Learning curves (loss function) clearly showed that our model was not only suitable, but also capable of learning from input data (i.e. non-flat training curves) which is not the case in underfitted models. However, reduced generalization capabilities of the model (overfitting) are sometimes more difficult to detect considering that in fact the model is learning too well from training set. To test for this possibility we trained our model for over 100 epochs and found that the validation curve starts to increase over training curve around 280 (S3B Fig), which suggests that our model was well-fitted and only exhibited overfitting if trained for excessive periods of time.

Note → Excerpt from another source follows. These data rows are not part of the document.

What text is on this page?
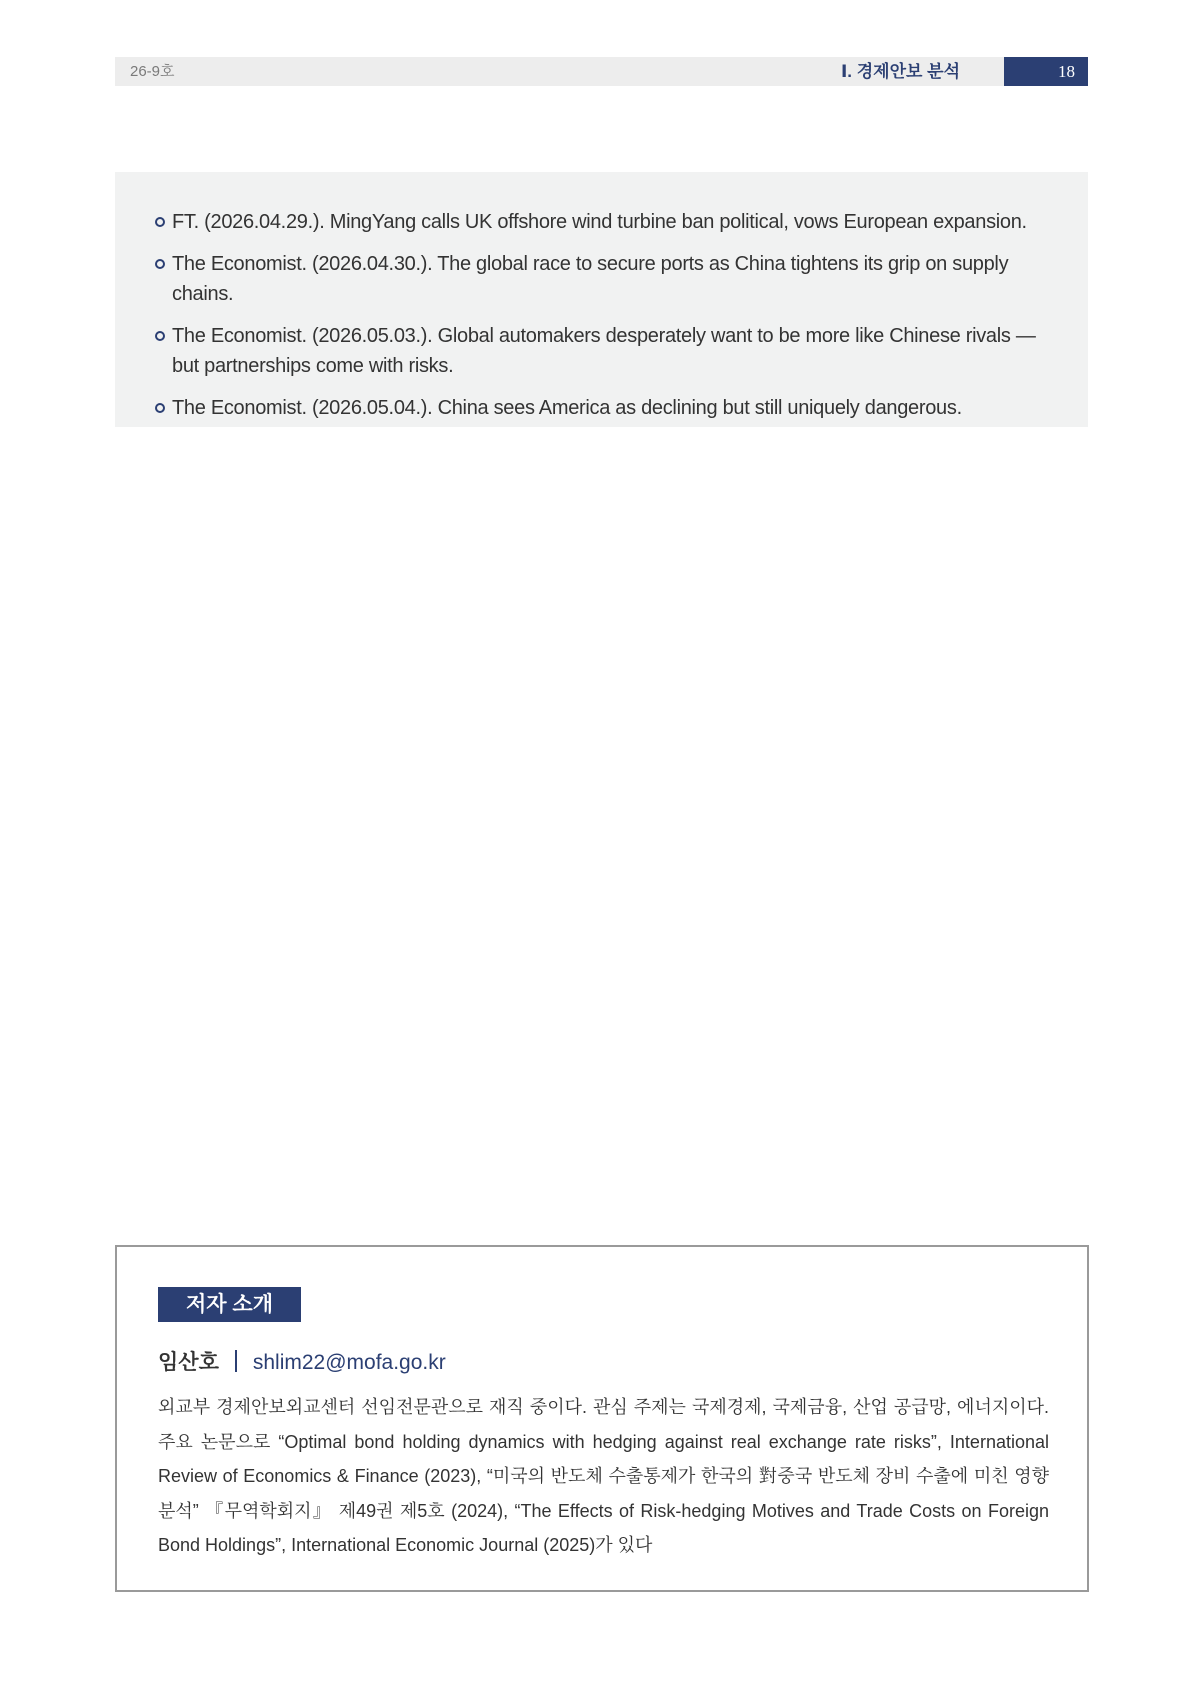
26-9호	Ⅰ. 경제안보 분석	18
FT. (2026.04.29.). MingYang calls UK offshore wind turbine ban political, vows European expansion.
The Economist. (2026.04.30.). The global race to secure ports as China tightens its grip on supply chains.
The Economist. (2026.05.03.). Global automakers desperately want to be more like Chinese rivals — but partnerships come with risks.
The Economist. (2026.05.04.). China sees America as declining but still uniquely dangerous.
저자 소개
임산호 shlim22@mofa.go.kr
외교부 경제안보외교센터 선임전문관으로 재직 중이다. 관심 주제는 국제경제, 국제금융, 산업 공급망, 에너지이다. 주요 논문으로 “Optimal bond holding dynamics with hedging against real exchange rate risks”, International Review of Economics & Finance (2023), “미국의 반도체 수출통제가 한국의 對중국 반도체 장비 수출에 미친 영향 분석” 『무역학회지』 제49권 제5호 (2024), “The Effects of Risk-hedging Motives and Trade Costs on Foreign Bond Holdings”, International Economic Journal (2025)가 있다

CNN identifies very early features of cell death
Grouping all cell lines and training the NN with only two classes (or labels), reduced potential outcomes to a binary choice between CPT or DMSO (vehicle). The final goal in this scenario was to train a model where, irrespective of cell basal morphology, the CNN was able to identify cell death. As pointed out before (CNN vs. human), successful classification at 1h was very high (average accuracy of five runs in the validation set of 98.18±0.33% and 96.58±0.24% in the test set), reaching maximum accuracy values for validation and test sets of 98.67% and 97.23%, respectively, when we compared all non-exposed (DMSO) images versus all exposed ones (CPT) (Table 1). Moreover, employing a pretrained model, in which starting weights are defined beforehand rather than randomly initialized, on the same setting (imagenet CsvD) did not improve accuracy. Appropriate visual description for classification performance of our model was rendered as a confusion matrix, in which predictions on each image were contrasted to actual labels (true value). In coherence with accuracy values, the matrix showed very few misclassification events for the total 4,188 images consisting of 65 false positives (predicted CPT, but actually DMSO) and 52 false negatives (predicted DMSO, but actually CPT) (Fig 3C). Furthermore, we found that employing the same model on longer exposure times to CPT (2 and 3h) slightly favoured an increase in validation accuracy and attenuated false detection, probably because drug-associated effects became more pronounced (S3C and S3D Fig).
Table 1. Model performance for different conditions.
Condition | Train. Loss | Val. Loss | Val. Acc. | Test Acc. |
---|---|---|---|---|
CPTvs.DMSO | 0.068 | 0.045 | 0.9837 | 0.9723 |
imagenet(CvsD) | 0.055 | 0.051 | 0.9825 | 0.9790 |
ALLvs.ALL | 0.068 | 0.330 | 0.9979 | 0.8271 |
imagenet(AvsA) | 0.029 | 0.035 | 0.9900 | 0.8658 |
PC3 | 0.138 | 0.041 | 0.986 | 0.955 |
MCF7 | 0.081 | 0.146 | 0.9528 | 0.9234 |
T47D | 0.204 | 0.054 | 0.9746 | 0.8667 |
U2O2 | 0.141 | 0.002 | 1.000 | 0.9444 |
iPS1 | 0.379 | 0.056 | 0.998 | 0.970 |
iPS2 | 0.091 | 0.0007 | 1.000 | 0.948 |
ESC(H9) | 0.007 | 0.002 | 1.000 | 0.996 |
Highest value of accuracy achieved in the test set (Test Acc.) among several trainings is presented for each condition at 1h. Corresponding values of the Loss function for training (Train. Loss) and validation (Val. Loss) are shown as well as accuracy on validation set (Val. Acc.). Results of running a pretrained model on CPT vs. DMSO (imagenet CvsD) and ALL vs. ALL (imagenet AvsA) conditions were included.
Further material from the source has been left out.